A simple exercise aimed at empowering delegates to make their own choices and decisions in the workplace.

Senior Management Course - Programme for Day Two

Recognising and Developing Potential

In the first part of this exercise delegates will look at all the different types of potential delegates might want to develop in their teams - including management, technical, specialist, generalist.

Then we'll explore the characteristics of high flyers - how do you spot them? Research has shown that a successful track record is not necessarily an indicator of future success - maybe they just got lucky! So what are the things you should look for if you're going to develop the full potential of the team?

Finally delegates will explore all the different avenues of developing potential and when and where different paths might be appropriate.

Taking one team member as an example delegates will consider things like:

The style of management they seem to prefer
Their learning style
Potential barriers to development
Champions and blockers and how to influence them

Goal Setting

Goal setting is something that looks as though it's so straight-forward and yet...

We'll start with an open discussion:

Have you ever been set a goal badly by a line manager? What happened; what were the consequences? How did you feel?

Have you ever set goals for someone else poorly? What were the consequences (if any)?

From there we will look at some techniques to help effective goal setting.

Clarity

A lot of times managers think they're being clear (they know what they mean), but somehow what comes out of their mouth doesn't necessarily get translated into the picture the manager had in the first place.

Here we'll look at who the goal is for (yes, the correct answer is that it's for the person for whom the goal is set), and therefore how important it is to be able to see the situation from their point of view in order to make it manageable and doable.

E-mail

We also look at what can happen when managers set goals via e-mail and how easily that can be easily misunderstood. If possible, we'd like examples of e-mails that seemed clear to the writer but were interpreted by the reader differently.

S-t-r-e-t-c-h-i-n-g Goals

In this exercise we look at how different people react to goals that seem impossible to achieve and then consider how that might impact on different people in the team - from the high flyers to the steady plodders.

Creative Goal-Setting

Here we look at left and right brain function and how to link both in order to make goals setting come alive for people.

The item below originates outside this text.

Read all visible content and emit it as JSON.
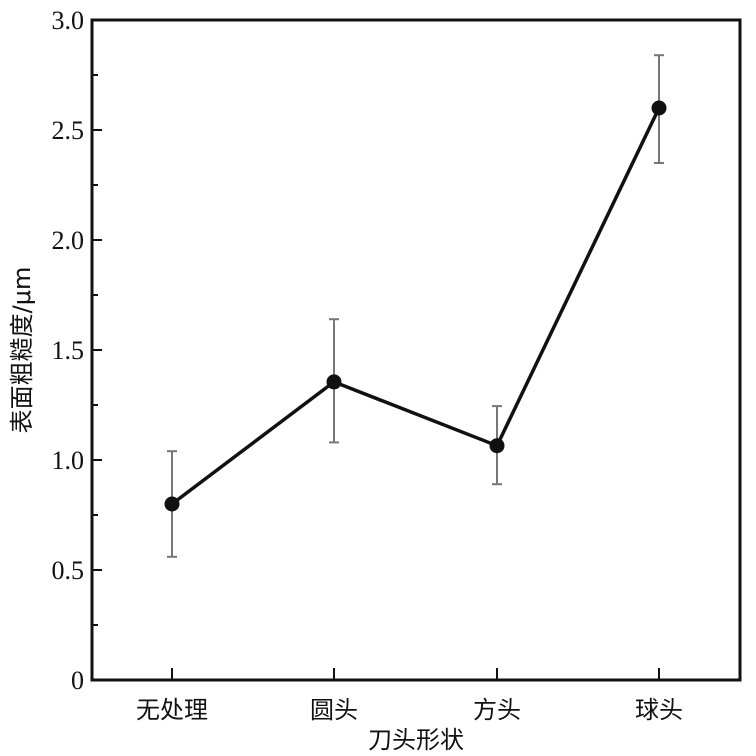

Senior Management Course Preparation

Styles Everyone has their own style of doing things. This is another chance to look at some of the difficult styles you might have to manage and different options you could use in helping people achieve their goals.

Pushing Their Buttons

This exercise allows delegates to explore what motivates them and assess, if they can, what motivates members of their team.

We then have a practical exercise aimed at getting the best out of team members by pushing their buttons.

Managing Meetings

The dynamics of 'working the table'

Every meeting goes through its own unique process and no two meetings, even with the same people, are ever the same. In this section of the day we'll help delegates identify and develop a meeting dynamic and find ways of working within it.

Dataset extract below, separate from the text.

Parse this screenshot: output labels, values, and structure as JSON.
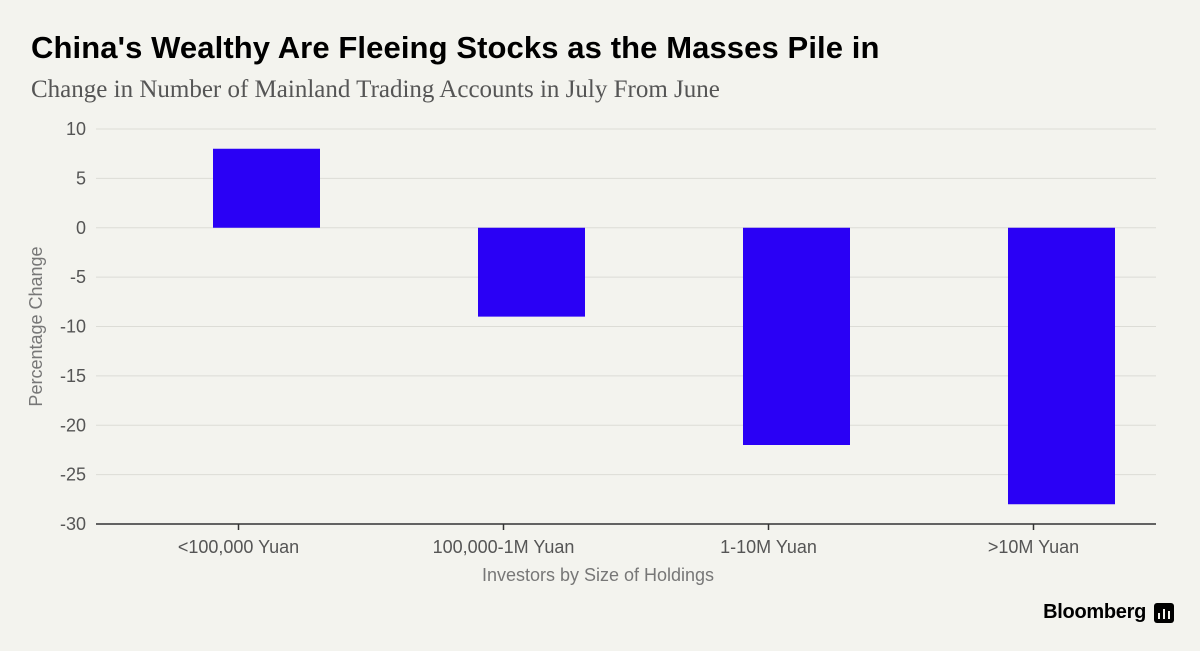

Working to a Meeting Agenda

The most common thing that gets people off agendas is going off on tangents. Tangents are OK, if they add something, develop an idea or introduce something that needs introducing. However, in our experience, that's rare.

In this process we'll give delegates a quick plan to structure effective meetings and head off problems before they happen.

Here, we'll facilitate an open discussion on things to consider before delegates even call a meeting.

Senior Management Course Handouts

We will distribute a number of relevant documents, USB sticks and web cards that will give everybody access to our extensive library of documents and hints and tips.